10.06.09 Training Diary
Jun 11th, 2009 by Jamie Clubb
Juniors
With two weeks to go with the grading, the students needed to work hard on getting their basics right. All honest training consists of basic principles for basic techniques. Advanced techniques are a bit of an illusion. They are really basic techniques performed well.
The tenet was the fifth and final one: Open Mind. This is perhaps our most controversial tenet, as it is open to some misinterpretation. CCMA adopts a sceptical view to martial arts training, we encourage critical thinking and therefore many might see the inclusion of “Open Mind” as a bit of a contradiction. It is my view that the modern sceptic or critical thinker is open minded, as they are the ones who question and find out more rather than just blindly believe. Please see my article on “Open Mind” for a full discussion on this. On a very basic level, having an open mind in CCMA terms means being able to adapt and being willing to investigate and research.
After a warm-up of specific exercises, the class did some flash pad work with movement and some revision on pre-emptive striking. They then did some takedown entries followed by individual demonstrations of takedowns. This was followed by transitional pins on the ground. The class was finished with some MMA sparring.

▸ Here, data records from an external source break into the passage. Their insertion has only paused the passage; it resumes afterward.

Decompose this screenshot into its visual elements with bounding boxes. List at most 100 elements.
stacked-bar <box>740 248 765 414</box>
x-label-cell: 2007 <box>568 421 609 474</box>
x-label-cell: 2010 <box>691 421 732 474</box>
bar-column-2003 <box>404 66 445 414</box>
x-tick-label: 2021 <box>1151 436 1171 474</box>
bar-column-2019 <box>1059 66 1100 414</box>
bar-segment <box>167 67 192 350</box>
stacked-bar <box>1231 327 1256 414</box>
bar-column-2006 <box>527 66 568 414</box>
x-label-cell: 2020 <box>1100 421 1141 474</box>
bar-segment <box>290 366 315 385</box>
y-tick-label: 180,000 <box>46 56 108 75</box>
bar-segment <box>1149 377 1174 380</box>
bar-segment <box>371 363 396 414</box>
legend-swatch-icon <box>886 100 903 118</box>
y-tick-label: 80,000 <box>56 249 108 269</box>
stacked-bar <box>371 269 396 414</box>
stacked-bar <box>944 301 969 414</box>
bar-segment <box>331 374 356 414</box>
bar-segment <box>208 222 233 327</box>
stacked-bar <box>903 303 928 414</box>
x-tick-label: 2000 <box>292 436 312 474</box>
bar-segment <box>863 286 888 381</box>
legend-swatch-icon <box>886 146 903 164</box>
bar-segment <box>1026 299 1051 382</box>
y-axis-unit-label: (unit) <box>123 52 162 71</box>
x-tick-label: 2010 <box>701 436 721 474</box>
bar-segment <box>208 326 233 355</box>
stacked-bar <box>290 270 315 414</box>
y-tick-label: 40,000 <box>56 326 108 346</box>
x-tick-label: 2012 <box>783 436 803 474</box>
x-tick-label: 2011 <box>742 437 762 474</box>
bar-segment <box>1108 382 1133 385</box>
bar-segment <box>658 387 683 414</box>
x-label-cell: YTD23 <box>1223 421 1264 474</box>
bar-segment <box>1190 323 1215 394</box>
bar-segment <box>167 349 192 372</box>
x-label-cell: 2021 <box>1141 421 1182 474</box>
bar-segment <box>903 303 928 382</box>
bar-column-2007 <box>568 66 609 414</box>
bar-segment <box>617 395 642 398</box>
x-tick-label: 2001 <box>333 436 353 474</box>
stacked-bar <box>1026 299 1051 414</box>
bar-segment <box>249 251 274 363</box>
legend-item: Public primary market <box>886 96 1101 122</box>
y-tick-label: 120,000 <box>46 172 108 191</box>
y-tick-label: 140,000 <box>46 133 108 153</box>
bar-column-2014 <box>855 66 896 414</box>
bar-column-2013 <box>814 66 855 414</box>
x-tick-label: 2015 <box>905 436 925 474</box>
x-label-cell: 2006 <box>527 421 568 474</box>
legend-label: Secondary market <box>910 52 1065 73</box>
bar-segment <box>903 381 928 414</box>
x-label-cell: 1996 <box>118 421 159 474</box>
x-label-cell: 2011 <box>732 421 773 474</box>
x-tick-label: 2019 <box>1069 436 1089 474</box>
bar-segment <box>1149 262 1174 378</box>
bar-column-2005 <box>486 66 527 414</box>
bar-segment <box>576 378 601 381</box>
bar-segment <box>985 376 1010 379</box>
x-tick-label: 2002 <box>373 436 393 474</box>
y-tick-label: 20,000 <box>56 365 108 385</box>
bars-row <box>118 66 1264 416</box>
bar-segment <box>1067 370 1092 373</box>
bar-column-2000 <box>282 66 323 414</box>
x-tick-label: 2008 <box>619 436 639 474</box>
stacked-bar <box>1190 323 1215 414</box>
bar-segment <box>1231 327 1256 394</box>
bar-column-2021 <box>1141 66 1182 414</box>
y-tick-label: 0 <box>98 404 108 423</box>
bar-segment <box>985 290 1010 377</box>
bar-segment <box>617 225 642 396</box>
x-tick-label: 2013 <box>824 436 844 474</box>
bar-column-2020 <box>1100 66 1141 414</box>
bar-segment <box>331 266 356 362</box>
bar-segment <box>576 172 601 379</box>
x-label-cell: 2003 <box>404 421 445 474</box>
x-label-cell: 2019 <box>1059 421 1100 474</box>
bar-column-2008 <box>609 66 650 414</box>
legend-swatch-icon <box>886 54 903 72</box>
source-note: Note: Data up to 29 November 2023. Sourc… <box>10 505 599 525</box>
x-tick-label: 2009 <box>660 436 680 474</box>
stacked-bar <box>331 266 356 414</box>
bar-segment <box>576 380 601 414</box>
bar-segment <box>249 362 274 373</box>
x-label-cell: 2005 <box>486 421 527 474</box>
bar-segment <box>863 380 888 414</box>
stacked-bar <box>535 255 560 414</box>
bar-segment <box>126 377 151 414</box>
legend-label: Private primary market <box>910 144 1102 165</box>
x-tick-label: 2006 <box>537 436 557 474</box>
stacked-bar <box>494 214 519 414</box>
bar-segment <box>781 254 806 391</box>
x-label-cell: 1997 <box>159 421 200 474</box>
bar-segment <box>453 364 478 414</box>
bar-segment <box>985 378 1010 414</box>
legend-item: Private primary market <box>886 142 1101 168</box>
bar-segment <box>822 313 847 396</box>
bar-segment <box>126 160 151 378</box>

Martial Arts at School Topic: Cookery. Whether you study “food-tech” or catering at your school, college or university, you will need to understand nutrition. You won’t find a paid-for mainstream martial arts magazine without adverts for nutritional supplements and at sometime they will have had articles on various diets. Many martial artists take the issue of diet so seriously that they include an eating regimen in their training – see “The Gracie Diet” for example (that isn’t a recommendation). Nutrition sparks a lot of debate as there is also a lot pseudoscience connected to it thanks to the massive rise in celebrity endorsed fad-diets. Proper nutrition, of course, has strong connections to other subjects such as chemistry and biology. Knowing how to cook is also part of survival and survival is what self defence is all about. Soldiers understand this and many are trained in how to live off the land when out in the wilderness with low supplies.
Seniors
Today’s lesson was essentially an MMA class with no pretensions about self defence. It was only a small class with students who have decent foundation knowledge in the soft and hard skills of self defence. Therefore, it seemed appropriate to work on some attribute training.

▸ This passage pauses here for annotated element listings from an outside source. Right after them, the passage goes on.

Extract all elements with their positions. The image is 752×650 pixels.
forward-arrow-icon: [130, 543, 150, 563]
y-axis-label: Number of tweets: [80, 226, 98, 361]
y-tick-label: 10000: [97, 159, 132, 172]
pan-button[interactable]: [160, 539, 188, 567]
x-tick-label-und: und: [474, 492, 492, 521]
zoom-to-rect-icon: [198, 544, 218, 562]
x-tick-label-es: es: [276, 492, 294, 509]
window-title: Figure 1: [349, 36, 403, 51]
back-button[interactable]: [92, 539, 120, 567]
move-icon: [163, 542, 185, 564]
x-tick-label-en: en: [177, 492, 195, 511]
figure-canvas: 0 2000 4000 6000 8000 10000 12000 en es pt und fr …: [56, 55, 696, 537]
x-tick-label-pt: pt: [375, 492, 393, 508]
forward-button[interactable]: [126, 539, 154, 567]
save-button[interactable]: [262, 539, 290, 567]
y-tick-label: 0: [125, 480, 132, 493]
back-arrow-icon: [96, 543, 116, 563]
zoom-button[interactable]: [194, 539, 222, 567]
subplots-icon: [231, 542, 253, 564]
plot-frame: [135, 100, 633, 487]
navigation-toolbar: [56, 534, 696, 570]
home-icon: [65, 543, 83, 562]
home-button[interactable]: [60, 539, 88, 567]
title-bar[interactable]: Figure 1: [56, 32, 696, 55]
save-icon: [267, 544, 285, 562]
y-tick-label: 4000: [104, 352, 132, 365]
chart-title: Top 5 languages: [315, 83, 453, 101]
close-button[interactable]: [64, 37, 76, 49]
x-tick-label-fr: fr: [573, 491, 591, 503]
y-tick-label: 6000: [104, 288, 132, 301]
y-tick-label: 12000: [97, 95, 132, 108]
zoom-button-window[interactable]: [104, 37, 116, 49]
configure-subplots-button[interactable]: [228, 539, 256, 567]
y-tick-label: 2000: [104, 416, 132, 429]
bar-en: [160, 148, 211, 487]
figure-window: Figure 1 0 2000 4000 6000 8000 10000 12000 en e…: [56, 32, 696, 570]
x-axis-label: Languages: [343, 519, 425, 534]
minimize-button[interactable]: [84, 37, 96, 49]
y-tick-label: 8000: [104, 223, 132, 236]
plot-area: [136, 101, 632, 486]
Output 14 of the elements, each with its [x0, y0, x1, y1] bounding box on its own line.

After grip-fighting, freestyle proactive coaching drills (using boxing gloves as focus mitts etc.) and MMA sparring we focused back on the dinosaur arms concept again. This began with the drills we developed on the focus mitts, using two coaches to help iron out bad habits and also hand speed drills. For grappling we did the pummelling drill that trains over and under hooks. It also has the relevant benefit of teaching students to keep their elbows in, protecting their ribs. We then took the concept to the ground and looked at it inside the close guard. The person in the guard worked from the safety position with their arms in tight resisting the person holding the guard who attempted to isolate the arms. This is a great specific training drill that works well for both the attacker and defender.

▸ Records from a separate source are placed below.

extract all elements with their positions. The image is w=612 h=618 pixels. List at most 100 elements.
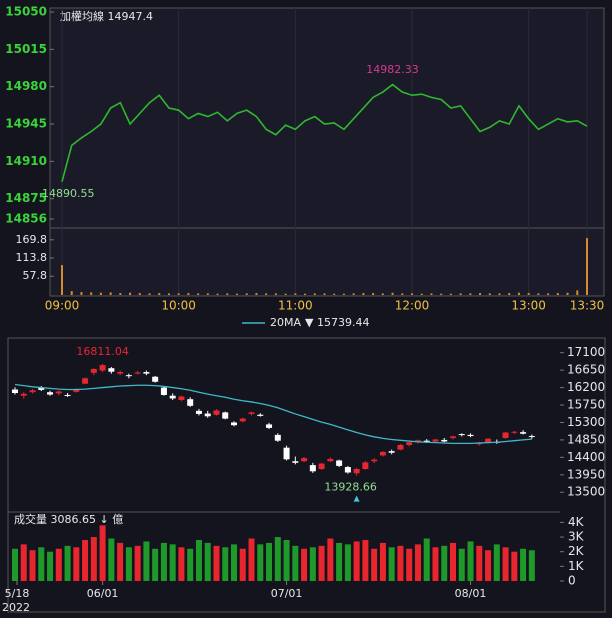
volume-bar	[493, 544, 500, 581]
candle-body	[195, 410, 202, 414]
year-label: 2022	[2, 601, 30, 614]
volume-bar	[411, 293, 413, 295]
volume-bar	[441, 545, 448, 581]
y-tick-label: 15050	[5, 5, 47, 19]
candle-body	[134, 372, 141, 374]
volume-bar	[556, 293, 559, 295]
volume-bar	[440, 293, 443, 295]
volume-bar	[449, 293, 452, 295]
candle-body	[64, 394, 71, 396]
volume-bar	[406, 548, 413, 581]
candle-body	[108, 368, 115, 372]
volume-bar	[414, 544, 421, 581]
volume-bar	[488, 293, 491, 295]
candle-body	[467, 434, 474, 437]
y-tick-label: 13500	[567, 485, 605, 499]
volume-bar	[547, 293, 550, 295]
volume-bar	[206, 293, 209, 295]
y-tick-label: 16650	[567, 363, 605, 377]
volume-tick-label: 4K	[568, 515, 585, 529]
volume-bar	[187, 548, 194, 581]
volume-bar	[236, 293, 238, 295]
volume-bar	[143, 541, 150, 581]
candle-body	[231, 422, 237, 426]
volume-bar	[469, 293, 472, 295]
volume-bar	[423, 538, 430, 581]
legend-name: 20MA	[270, 316, 301, 329]
volume-bar	[304, 293, 307, 295]
volume-bar	[459, 293, 462, 295]
volume-bar	[342, 293, 345, 295]
volume-bar	[566, 292, 569, 295]
candle-body	[178, 396, 185, 400]
candle-body	[283, 447, 290, 460]
volume-bar	[353, 541, 360, 581]
volume-tick-label: 3K	[568, 530, 585, 544]
candle-body	[160, 387, 167, 395]
volume-bar	[528, 550, 535, 581]
volume-bar	[333, 293, 336, 295]
volume-bar	[274, 537, 281, 581]
volume-bar	[485, 550, 492, 581]
annotation: 16811.04	[76, 345, 129, 358]
candle-body	[117, 372, 124, 374]
volume-bar	[283, 539, 290, 581]
volume-bar	[99, 292, 102, 295]
volume-bar	[61, 265, 63, 295]
volume-bar	[169, 544, 176, 581]
y-tick-label: 14400	[567, 450, 605, 464]
volume-bar	[148, 293, 151, 295]
candle-body	[82, 378, 89, 384]
volume-bar	[301, 548, 308, 581]
volume-bar	[245, 293, 248, 295]
volume-bar	[195, 539, 202, 581]
volume-bar	[352, 293, 355, 295]
candle-body	[502, 432, 509, 438]
ma-line	[14, 383, 532, 445]
volume-bar	[498, 293, 501, 295]
y-tick-label: 14856	[5, 212, 47, 226]
volume-bar	[70, 291, 73, 295]
candle-body	[169, 395, 176, 399]
volume-bar	[255, 293, 258, 295]
volume-bar	[158, 293, 161, 295]
y-tick-label: 13950	[567, 467, 605, 481]
volume-bar	[502, 547, 509, 581]
candle-body	[266, 424, 273, 428]
candle-body	[388, 451, 395, 453]
volume-bar	[309, 547, 316, 581]
candle-body	[423, 440, 430, 442]
volume-bar	[266, 542, 273, 581]
candle-body	[222, 412, 229, 419]
candle-body	[406, 442, 413, 445]
y-tick-label: 17100	[567, 345, 605, 359]
volume-bar	[323, 293, 326, 295]
x-tick-label: 09:00	[45, 299, 80, 313]
x-tick-label: 06/01	[87, 587, 119, 600]
volume-bar	[576, 290, 579, 295]
volume-bar	[38, 547, 45, 581]
intraday-panel	[49, 7, 605, 297]
volume-bar	[117, 542, 124, 581]
candle-body	[213, 410, 220, 415]
volume-bar	[432, 547, 439, 581]
volume-bar	[226, 293, 229, 295]
x-tick-label: 10:00	[161, 299, 196, 313]
volume-bar	[265, 293, 268, 295]
candle-body	[362, 462, 369, 469]
volume-bar	[216, 293, 219, 295]
volume-bar	[479, 293, 482, 295]
volume-bar	[586, 238, 588, 295]
volume-bar	[119, 293, 122, 295]
volume-bar	[327, 538, 334, 581]
volume-bar	[372, 293, 375, 295]
volume-bar	[430, 293, 433, 295]
volume-bar	[362, 293, 365, 295]
volume-bar	[336, 542, 343, 581]
x-tick-label: 13:30	[570, 299, 605, 313]
candle-body	[458, 434, 465, 436]
x-tick-label: 12:00	[395, 299, 430, 313]
candle-body	[125, 375, 132, 377]
y-tick-label: 14945	[5, 117, 47, 131]
candle-body	[327, 458, 334, 462]
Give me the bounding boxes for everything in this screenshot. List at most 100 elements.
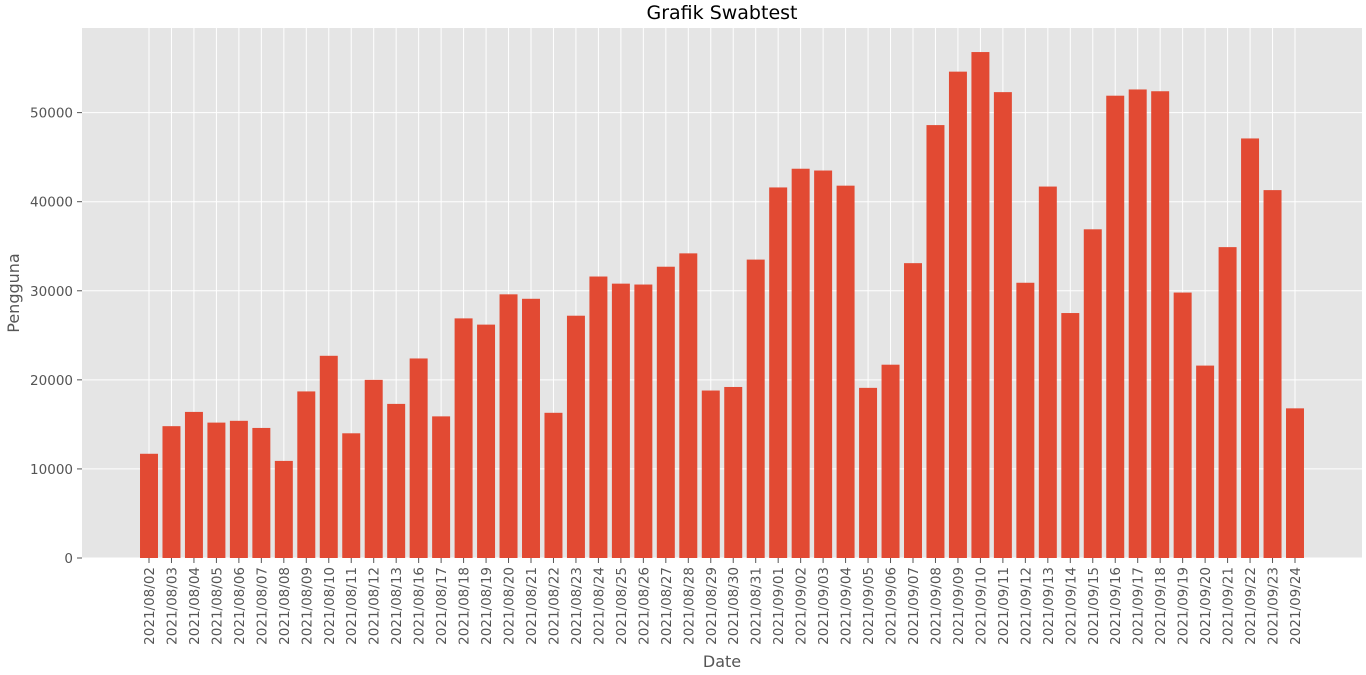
x-tick-label: 2021/09/09 xyxy=(951,567,967,645)
x-tick-label: 2021/08/11 xyxy=(344,567,360,645)
bar-series xyxy=(140,52,1304,559)
y-tick-label: 50000 xyxy=(30,106,73,122)
bar xyxy=(477,324,496,558)
x-tick-label: 2021/08/21 xyxy=(524,567,540,645)
bar xyxy=(904,263,922,558)
bar xyxy=(432,416,451,558)
x-tick-label: 2021/09/07 xyxy=(906,567,922,645)
x-tick-label: 2021/09/06 xyxy=(884,567,900,645)
x-tick-label: 2021/08/09 xyxy=(299,567,315,645)
x-tick-label: 2021/08/24 xyxy=(591,567,607,645)
x-tick-label: 2021/09/01 xyxy=(771,567,787,645)
x-tick-label: 2021/09/12 xyxy=(1018,567,1034,645)
x-tick-label: 2021/08/20 xyxy=(502,567,518,645)
y-tick-label: 20000 xyxy=(30,373,73,389)
y-tick-label: 30000 xyxy=(30,284,73,300)
bar xyxy=(1128,89,1147,558)
bar xyxy=(1016,282,1035,558)
x-tick-label: 2021/09/14 xyxy=(1063,567,1079,645)
bar xyxy=(948,71,967,558)
bar xyxy=(634,284,653,558)
x-tick-label: 2021/09/03 xyxy=(816,567,832,645)
bar xyxy=(297,391,316,558)
x-tick-label: 2021/08/26 xyxy=(636,567,652,645)
x-tick-label: 2021/08/25 xyxy=(614,567,630,645)
bar xyxy=(814,170,833,559)
bar xyxy=(656,266,675,558)
x-tick-label: 2021/08/23 xyxy=(569,567,585,645)
bar xyxy=(140,453,158,558)
chart-title: Grafik Swabtest xyxy=(647,2,798,24)
bar xyxy=(454,318,473,558)
bar xyxy=(207,422,226,558)
bar xyxy=(162,426,181,558)
bar xyxy=(544,412,563,558)
bar xyxy=(1218,247,1237,559)
x-tick-label: 2021/09/16 xyxy=(1108,567,1124,645)
x-tick-label: 2021/08/03 xyxy=(164,567,180,645)
x-tick-label: 2021/08/06 xyxy=(232,567,248,645)
x-tick-label: 2021/09/20 xyxy=(1198,567,1214,645)
y-tick-label: 0 xyxy=(64,551,73,567)
x-tick-label: 2021/08/31 xyxy=(749,567,765,645)
bar xyxy=(229,420,248,558)
y-gridlines xyxy=(82,112,1362,559)
x-tick-label: 2021/09/02 xyxy=(794,567,810,645)
bar xyxy=(566,315,585,558)
bar xyxy=(836,185,855,558)
bar xyxy=(1038,186,1057,558)
x-tick-label: 2021/08/13 xyxy=(389,567,405,645)
bar xyxy=(724,386,743,558)
bar xyxy=(791,168,810,558)
bar xyxy=(746,259,765,558)
bar xyxy=(364,379,383,558)
bar xyxy=(1173,292,1192,558)
x-tick-label: 2021/09/10 xyxy=(973,567,989,645)
x-tick-label: 2021/08/27 xyxy=(659,567,675,645)
x-tick-label: 2021/09/22 xyxy=(1243,567,1259,645)
bar xyxy=(1151,91,1170,558)
x-tick-label: 2021/08/30 xyxy=(726,567,742,645)
bar xyxy=(1241,138,1260,558)
bar xyxy=(409,358,428,558)
plot-background xyxy=(82,28,1362,558)
x-tick-label: 2021/09/23 xyxy=(1266,567,1282,645)
x-tick-label: 2021/08/05 xyxy=(209,567,225,645)
x-tick-label: 2021/08/02 xyxy=(142,567,158,645)
x-tick-label: 2021/09/05 xyxy=(861,567,877,645)
x-tick-label: 2021/09/18 xyxy=(1153,567,1169,645)
x-tick-label: 2021/09/15 xyxy=(1086,567,1102,645)
bar xyxy=(387,403,406,558)
x-tick-label: 2021/08/04 xyxy=(187,567,203,645)
x-tick-label: 2021/08/10 xyxy=(322,567,338,645)
x-tick-label: 2021/08/17 xyxy=(434,567,450,645)
x-tick-label: 2021/08/08 xyxy=(277,567,293,645)
y-axis-ticks: 0 10000 20000 30000 40000 50000 xyxy=(30,106,82,567)
bar xyxy=(1106,95,1125,558)
bar xyxy=(522,298,540,558)
bar xyxy=(993,92,1012,558)
x-tick-label: 2021/08/18 xyxy=(457,567,473,645)
x-tick-label: 2021/09/13 xyxy=(1041,567,1057,645)
bar xyxy=(611,283,630,558)
x-tick-label: 2021/08/28 xyxy=(681,567,697,645)
x-tick-label: 2021/09/04 xyxy=(839,567,855,645)
x-tick-label: 2021/09/11 xyxy=(996,567,1012,645)
bar xyxy=(881,364,900,558)
x-tick-label: 2021/09/19 xyxy=(1176,567,1192,645)
x-axis-label: Date xyxy=(703,652,741,671)
bar xyxy=(1083,229,1102,559)
x-tick-label: 2021/08/07 xyxy=(254,567,270,645)
bar xyxy=(701,390,720,558)
y-tick-label: 10000 xyxy=(30,462,73,478)
x-tick-label: 2021/09/21 xyxy=(1221,567,1237,645)
x-tick-label: 2021/09/24 xyxy=(1288,567,1304,645)
x-tick-label: 2021/08/29 xyxy=(704,567,720,645)
bar xyxy=(859,387,878,558)
x-axis-ticks: 2021/08/02 2021/08/03 2021/08/04 2021/08/05… xyxy=(142,558,1304,645)
x-tick-label: 2021/08/19 xyxy=(479,567,495,645)
bar xyxy=(926,125,945,558)
bar xyxy=(1061,313,1080,558)
x-tick-label: 2021/08/16 xyxy=(412,567,428,645)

I think the most rewarding training experiences are those where you can go away with information and then use it improve at your leisure. Sadly when most people train on their own they do it like a chore. Unless they have a pattern to learn or a combination to remember, which is commonplace in most traditional and even sport martial arts, they just work away at the bag or on the mats going through the same routine until they worked up a sufficient sweat. They rarely stop to think that although they may be maintaining or improving their cardiovascular, flexibility or strength training they might also be reinforcing bad habits. Remember, if we look at what has been uncovered relating to “muscle memory” and neurological pathways, we will do under pressure what we do most. If you are routinely dropping your left hand or telegraphing a movement before you strike then that is what you are reinforcing if you are not consciously checking it during your own personal training. From a philosophical point of view, you do best what you do the most. So if you are lazy and sloppy most of the time then that is what your most perfected trait is. Training on your own is great if you have direction. A regular class should give you that direction or at least inspiration to work on your weaknesses, to train out bad habits and make the right type of progress.